Elsevier

Neurocomputing

Volume 72, Issues 1–3, December 2008, Pages 57-70
Neurocomputing

Wavelet-based separation of nonlinear show-through and bleed-through image mixtures

https://doi.org/10.1016/j.neucom.2007.12.048Get rights and content

Abstract

This work addresses the separation of the nonlinear real-life mixture of images that occurs when a page of a document is scanned or photographed and the back page shows through. This effect can be due to partial paper transparency (show-through) and/or to bleeding of the ink through the paper (bleed-through). These two causes usually lead to mixtures with different characteristics.
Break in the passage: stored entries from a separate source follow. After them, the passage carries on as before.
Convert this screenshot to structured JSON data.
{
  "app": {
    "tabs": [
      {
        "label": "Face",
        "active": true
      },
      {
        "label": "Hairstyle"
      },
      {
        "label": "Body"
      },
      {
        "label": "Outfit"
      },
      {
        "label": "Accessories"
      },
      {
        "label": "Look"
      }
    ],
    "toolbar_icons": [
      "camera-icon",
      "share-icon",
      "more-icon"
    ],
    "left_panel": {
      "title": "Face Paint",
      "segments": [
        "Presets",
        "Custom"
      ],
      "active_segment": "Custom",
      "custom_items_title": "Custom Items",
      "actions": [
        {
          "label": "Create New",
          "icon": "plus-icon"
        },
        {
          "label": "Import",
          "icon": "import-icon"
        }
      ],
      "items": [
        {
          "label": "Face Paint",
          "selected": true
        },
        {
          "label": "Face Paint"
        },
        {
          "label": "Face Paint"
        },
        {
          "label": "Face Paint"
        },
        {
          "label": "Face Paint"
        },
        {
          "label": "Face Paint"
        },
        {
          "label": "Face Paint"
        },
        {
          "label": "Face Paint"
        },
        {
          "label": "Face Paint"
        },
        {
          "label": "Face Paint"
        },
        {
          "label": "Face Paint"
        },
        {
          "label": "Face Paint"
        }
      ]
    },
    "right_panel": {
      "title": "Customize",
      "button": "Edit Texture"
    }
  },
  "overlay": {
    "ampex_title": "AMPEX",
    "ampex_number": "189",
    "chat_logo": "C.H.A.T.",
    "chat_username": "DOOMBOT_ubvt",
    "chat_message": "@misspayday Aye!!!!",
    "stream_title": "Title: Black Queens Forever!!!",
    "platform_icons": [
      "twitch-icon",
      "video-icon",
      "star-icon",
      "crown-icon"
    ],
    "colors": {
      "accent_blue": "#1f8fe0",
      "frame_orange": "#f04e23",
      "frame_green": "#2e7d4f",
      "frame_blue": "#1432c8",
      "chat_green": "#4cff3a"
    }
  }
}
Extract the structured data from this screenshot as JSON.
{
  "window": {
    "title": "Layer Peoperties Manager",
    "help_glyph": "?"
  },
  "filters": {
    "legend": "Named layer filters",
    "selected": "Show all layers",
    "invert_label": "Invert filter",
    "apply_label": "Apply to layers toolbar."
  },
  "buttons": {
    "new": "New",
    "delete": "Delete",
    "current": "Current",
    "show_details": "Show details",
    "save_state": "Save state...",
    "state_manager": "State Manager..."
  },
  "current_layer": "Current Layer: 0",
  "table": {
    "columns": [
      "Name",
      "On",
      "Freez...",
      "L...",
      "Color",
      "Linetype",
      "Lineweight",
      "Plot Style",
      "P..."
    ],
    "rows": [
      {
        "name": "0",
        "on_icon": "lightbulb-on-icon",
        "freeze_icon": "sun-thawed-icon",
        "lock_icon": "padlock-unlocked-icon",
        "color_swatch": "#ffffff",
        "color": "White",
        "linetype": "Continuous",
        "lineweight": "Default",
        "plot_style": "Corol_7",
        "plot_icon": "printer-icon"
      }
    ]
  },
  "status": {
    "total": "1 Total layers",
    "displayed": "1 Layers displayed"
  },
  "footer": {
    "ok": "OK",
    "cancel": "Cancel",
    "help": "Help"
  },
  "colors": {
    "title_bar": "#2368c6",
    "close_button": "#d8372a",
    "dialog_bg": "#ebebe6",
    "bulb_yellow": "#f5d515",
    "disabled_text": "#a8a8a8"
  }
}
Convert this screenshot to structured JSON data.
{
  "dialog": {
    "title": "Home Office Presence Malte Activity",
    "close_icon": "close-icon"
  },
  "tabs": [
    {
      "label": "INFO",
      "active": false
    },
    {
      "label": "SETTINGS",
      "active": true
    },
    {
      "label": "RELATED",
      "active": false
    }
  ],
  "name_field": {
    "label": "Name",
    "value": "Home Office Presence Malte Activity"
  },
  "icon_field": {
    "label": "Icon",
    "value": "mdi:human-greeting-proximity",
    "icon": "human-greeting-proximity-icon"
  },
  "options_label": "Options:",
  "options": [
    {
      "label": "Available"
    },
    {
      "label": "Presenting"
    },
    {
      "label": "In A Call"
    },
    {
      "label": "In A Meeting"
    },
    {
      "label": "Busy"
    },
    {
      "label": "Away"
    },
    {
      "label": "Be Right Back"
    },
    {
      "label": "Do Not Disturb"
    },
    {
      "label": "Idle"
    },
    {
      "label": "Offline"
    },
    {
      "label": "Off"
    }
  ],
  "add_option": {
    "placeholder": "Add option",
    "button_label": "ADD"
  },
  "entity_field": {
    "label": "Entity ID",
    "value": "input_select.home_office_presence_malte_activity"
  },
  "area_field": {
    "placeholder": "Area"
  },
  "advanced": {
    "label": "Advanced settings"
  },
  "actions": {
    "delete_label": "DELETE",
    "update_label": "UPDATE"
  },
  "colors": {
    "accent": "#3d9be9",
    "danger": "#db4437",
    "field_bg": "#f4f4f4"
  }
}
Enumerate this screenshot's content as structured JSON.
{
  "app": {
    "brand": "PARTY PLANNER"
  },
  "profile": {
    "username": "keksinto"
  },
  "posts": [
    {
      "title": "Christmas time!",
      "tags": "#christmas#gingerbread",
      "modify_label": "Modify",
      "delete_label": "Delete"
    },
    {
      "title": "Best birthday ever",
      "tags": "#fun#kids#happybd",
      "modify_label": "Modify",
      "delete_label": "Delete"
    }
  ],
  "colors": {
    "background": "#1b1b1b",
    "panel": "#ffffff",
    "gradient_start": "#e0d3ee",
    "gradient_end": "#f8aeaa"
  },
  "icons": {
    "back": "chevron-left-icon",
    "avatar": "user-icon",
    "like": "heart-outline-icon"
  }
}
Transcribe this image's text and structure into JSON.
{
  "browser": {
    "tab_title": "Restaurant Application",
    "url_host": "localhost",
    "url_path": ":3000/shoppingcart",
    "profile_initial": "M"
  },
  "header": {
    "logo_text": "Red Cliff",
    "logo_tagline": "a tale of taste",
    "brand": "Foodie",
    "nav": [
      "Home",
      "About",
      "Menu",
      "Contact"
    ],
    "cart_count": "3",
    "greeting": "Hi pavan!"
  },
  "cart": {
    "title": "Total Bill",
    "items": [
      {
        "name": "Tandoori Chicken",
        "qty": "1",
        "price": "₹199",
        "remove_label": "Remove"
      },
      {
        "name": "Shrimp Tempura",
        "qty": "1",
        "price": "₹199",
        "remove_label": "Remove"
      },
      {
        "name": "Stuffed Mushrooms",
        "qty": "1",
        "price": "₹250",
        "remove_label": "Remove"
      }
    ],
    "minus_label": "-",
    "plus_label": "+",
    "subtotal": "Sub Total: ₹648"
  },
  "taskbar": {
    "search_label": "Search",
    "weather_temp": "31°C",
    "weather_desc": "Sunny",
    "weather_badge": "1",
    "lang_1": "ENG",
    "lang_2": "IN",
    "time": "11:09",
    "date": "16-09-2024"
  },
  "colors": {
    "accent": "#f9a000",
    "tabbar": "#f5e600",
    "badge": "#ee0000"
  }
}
We propose a separation method based on the fact that the high-frequency components of the images are sparse and are stronger on one side of the paper than on the other one. The same properties were already used in nonlinear denoising source separation (DSS). However, we developed significant improvements that allow us to achieve a competitive separation quality by means of a one-shot processing, with no iteration. The method does not require the sources to be independent or the mixture to be invariant, and is suitable for separating mixtures such as those produced by bleed-through, for which we do not have an adequate physical model.

Introduction

This paper focuses on the separation of two-image mixtures that occur in a well known practical situation: when we scan or photograph a document and the back page shows through. This effect is often due to partial transparency of the paper (which we designate by show-through). Another possible cause is bleeding of ink through the paper, a phenomenon that is more common in old documents, in which the ink has had more time to bleed. The latter phenomenon is commonly designated by bleed-through. The two phenomena may be simultaneously present in the same document.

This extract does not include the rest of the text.